142:2 und geh nicht ins Gericht mit Deinem Knecht, * denn vor Deinem Angesicht wird kein Lebender als gerecht befunden.
142:3a Denn verfolgt hat der Feind meine Seele, * zu Boden getreten mein Leben.
142:3b Er versetzte mich in Finsternis gleich den seit Urzeit Toten, * und bange ist in mir mein Geist, in mir ist aufgewühlt mein Herz.

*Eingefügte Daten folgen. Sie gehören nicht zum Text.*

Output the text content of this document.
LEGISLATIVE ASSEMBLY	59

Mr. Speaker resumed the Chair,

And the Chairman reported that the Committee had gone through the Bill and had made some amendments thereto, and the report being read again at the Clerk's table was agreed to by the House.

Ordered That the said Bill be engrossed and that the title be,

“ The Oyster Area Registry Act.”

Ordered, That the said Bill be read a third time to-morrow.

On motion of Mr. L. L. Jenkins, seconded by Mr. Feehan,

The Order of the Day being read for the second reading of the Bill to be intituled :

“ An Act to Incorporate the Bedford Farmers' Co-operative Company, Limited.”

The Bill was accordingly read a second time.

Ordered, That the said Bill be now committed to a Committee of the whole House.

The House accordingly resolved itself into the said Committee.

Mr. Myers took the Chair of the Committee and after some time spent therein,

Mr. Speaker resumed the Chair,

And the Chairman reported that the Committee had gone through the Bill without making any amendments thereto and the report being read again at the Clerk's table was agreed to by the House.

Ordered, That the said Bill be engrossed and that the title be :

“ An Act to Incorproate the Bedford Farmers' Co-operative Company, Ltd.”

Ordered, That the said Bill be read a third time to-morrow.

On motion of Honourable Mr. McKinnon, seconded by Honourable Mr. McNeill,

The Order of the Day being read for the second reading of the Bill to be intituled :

142:5 ich gedachte der alten Tage, sann nach über all Deine Taten, * ich erwog die Werke Deiner Hände.
142:6 ich breitete meine Hände aus zu Dir, * meine Seele war vor Dir wie Land ohne Wasser.
142:7a Erhöre mich schnell, o Herr, * mein Geist verschmachtet.
142:7b Wende Dein Angesicht nicht von mir ab, * sonst werde ich denen gleich, die in die Grube fahren.
142:8a lass mich am morgen Deine Barmherzigkeit hören, * denn auf Dich hoffe ich.
142:8b Tu mir kund den Weg, auf dem ich wandeln soll, * denn zu Dir erhebe ich meine Seele.
142:9 Entreiße mich meinen Feinden, Herr, zu Dir habe ich meine Zuflucht genommen, * lehre mich Deinen Willen zu tun, denn mein Gott bist Du.
142:10b Dein guter Geist wird mich leiten in ein ebenes Land; * um Deines namens willen, Herr, wirst Du mich neu beleben in Deiner Gerechtigkeit.
142:11b Du wirst meine Seele herausführen aus der Bedrängnis, * und in Deiner Barmherzigkeit wirst Du meine Feinde verderben.
142:12b und Du wirst alle vernichten, die meine Seele quälen, * denn ich bin Dein Knecht.